496.ひすい輝石 Jadeite (USA産) |
カリフォルニアの海岸地方にはひすいの採れる場所がいくつかある。なかでもサン・ベニト郡南部のクリア・クリークはもっとも重要な産地だ。
ここは1950年にカリフォルニアで初めてひすい(転石)が発見された土地で、その後すぐに初生鉱床が見出された。ニュー・イドリア蛇紋岩の山塊に含まれ、フランシスカン・シリーズの岩石や無数のゼノリスが崩壊し破断された地層の中に、ひすいが混じっている。
このひすい輝石は、微細粒の曹長石やクロス閃石、藍閃石とともに変成作用を受けて生成されたもので、こうした岩相の境界部分では"角閃石−曹長石片岩"から"曹長石−ひすい輝石片岩"への遷移がみられ、その中に緑色繊維状の"透輝石−ひすい輝石"に富んだ領域が形成されているという。(と、書いていてなんのことやら…とつぶやいているわけだが)
透明度が低いため宝飾用途には向かないが、結晶質の標本があって鉱物愛好家には面白い。時に自形面の見られる標本もある。
上の標本では脈状のひすいが蛇紋岩の空隙を埋めている。
ちなみに日本でも親不知海岸のひすいの中に部分的に隙間があって自形結晶の見えるケースがあり、また長野県の栂池では脈状のひすいが産する。いったんひすいが出来てから割れ目が生じ、そこに熱水が入り込んでさらにひすいが晶出したといわれている。こうした生成条件では、No.492(豆ひすい)で書いたような石英を伴う反応を考える必要がない。

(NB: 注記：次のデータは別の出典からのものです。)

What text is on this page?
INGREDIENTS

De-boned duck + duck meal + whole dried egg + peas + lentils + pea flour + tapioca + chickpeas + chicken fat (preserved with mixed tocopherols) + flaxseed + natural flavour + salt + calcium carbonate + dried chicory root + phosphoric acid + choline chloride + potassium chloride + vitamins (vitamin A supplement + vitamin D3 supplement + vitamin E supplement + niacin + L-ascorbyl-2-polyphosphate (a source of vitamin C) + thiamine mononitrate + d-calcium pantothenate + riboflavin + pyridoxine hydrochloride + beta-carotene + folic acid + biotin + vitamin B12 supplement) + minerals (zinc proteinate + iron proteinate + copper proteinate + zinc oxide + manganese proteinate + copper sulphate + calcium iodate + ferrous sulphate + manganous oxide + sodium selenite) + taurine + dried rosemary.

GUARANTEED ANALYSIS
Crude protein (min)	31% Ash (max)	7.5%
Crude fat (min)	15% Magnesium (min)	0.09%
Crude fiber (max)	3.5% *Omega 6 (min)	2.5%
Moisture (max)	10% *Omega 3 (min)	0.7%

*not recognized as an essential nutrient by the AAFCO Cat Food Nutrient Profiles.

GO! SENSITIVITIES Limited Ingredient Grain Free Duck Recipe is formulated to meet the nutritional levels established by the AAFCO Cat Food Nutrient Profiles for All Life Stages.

白いひすいはほぼ端成分に近い純粋なもので、局部的に曹長石やソーダ沸石、トムソン沸石に置換されている。破砕された片岩類をひすいが埋め固めていることもあり、輝石類や緑色のクロロメラナイト、トムソン沸石を伴うハイドログロッシュラー、ソーダ珪灰石、あられ石などが接している。これらはひすいから変成したものと考えられている。
カリフォルニアのほかの産地としてはメンドッチーノ郡リーチ・レイクが有名で、ここでは軟玉とひすいとが共産している(透輝石も)。またロディン石、ハイドログロシュラー、ベスブ石などがソーダ珪灰石、ゾノトラ石、トムソン沸石、クリソタイルなどと混合している。
要するにこれらの鉱物が、ひすい(の生成)と関連の深い鉱物なのだといえるだろう。